Are Auto Loans Variable Or Fixed? What’s the difference between a variable and fixed rate? Fixed rates stay the same for the lifetime of your loan, while variable rates change based on market conditions.
Most auto loans are fixed
The most common type of auto loan is a fixed rate loan, which has a fixed interest rate that stays the same for the life of the loan. These loans are good for people who plan to keep their car for a long time and have consistent, predictable income. Most lenders require you to have excellent credit in order to qualify for one of these loans.
Variable auto loan rates can change over time
Variable rate auto loans have the potential to save you money in the long run. If you plan to keep your car for a long time, switching from a fixed-rate loan to a variable-rate loan could save you thousands of dollars. However, if you plan to sell or trade in your car before it’s paid off and pay off any remaining balance on your loan, then it may be better that you stick with a fixed-rate loan.
If you’re unsure whether or not it will make sense for you financially to go with either type of auto loan, contact one of our friendly Financial Advisors today!
Auto loan rates are typically fixed, but you can choose to do a variable rate
When you apply for a loan, your lender will offer you a fixed or variable interest rate. The majority of auto loans are fixed rates. Lenders prefer to offer these kinds of loans because they’re more predictable and easier to budget for in the long run. Fixed-rate debt is also less risky than variable-rate debt: if interest rates drop, then you’ll be paying more on your loan—but if they rise, then you’ll pay less so there’s no uncertainty about what kind of rate change could happen next month or next year as it relates to your payments.
Variable auto loan rates are generally higher than fixed ones (about 3% points higher).
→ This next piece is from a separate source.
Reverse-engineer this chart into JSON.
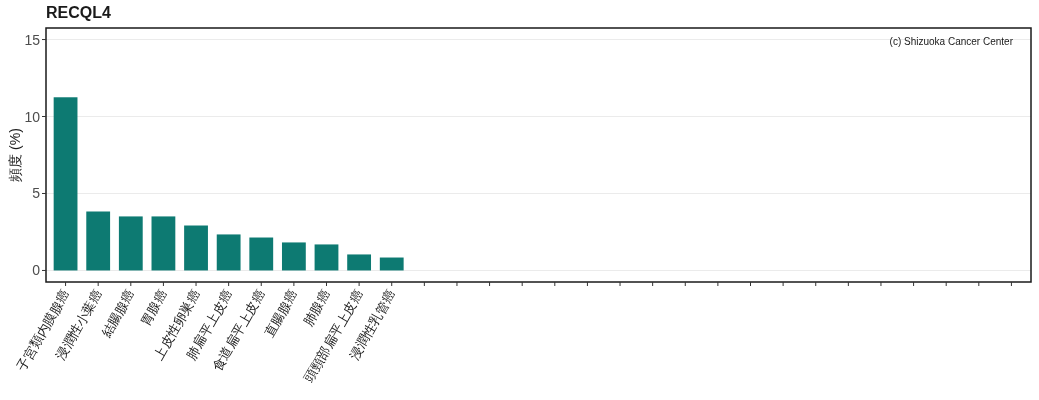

But borrowers who opt for this type of financing usually do so because they expect their credit score or income level will improve over time—and therefore want access to lower monthly payments now while waiting patiently until those gains are achieved before locking down a lower rate through refinancing with another lender at some point in the future when prospects look better than ever before!
If you’re planning on buying an expensive vehicle soon but aren’t sure whether going with one type over another would benefit more people like yourself more often than not; take some time now think through all possible scenarios ahead before making any decisions whatsoever!
Conclusion
Even though variable auto loans are a good option for some people, they aren’t the best choice for everyone. If you’re looking to buy a car with an adjustable rate loan, it’s important to know what your options are before deciding which one is right for you.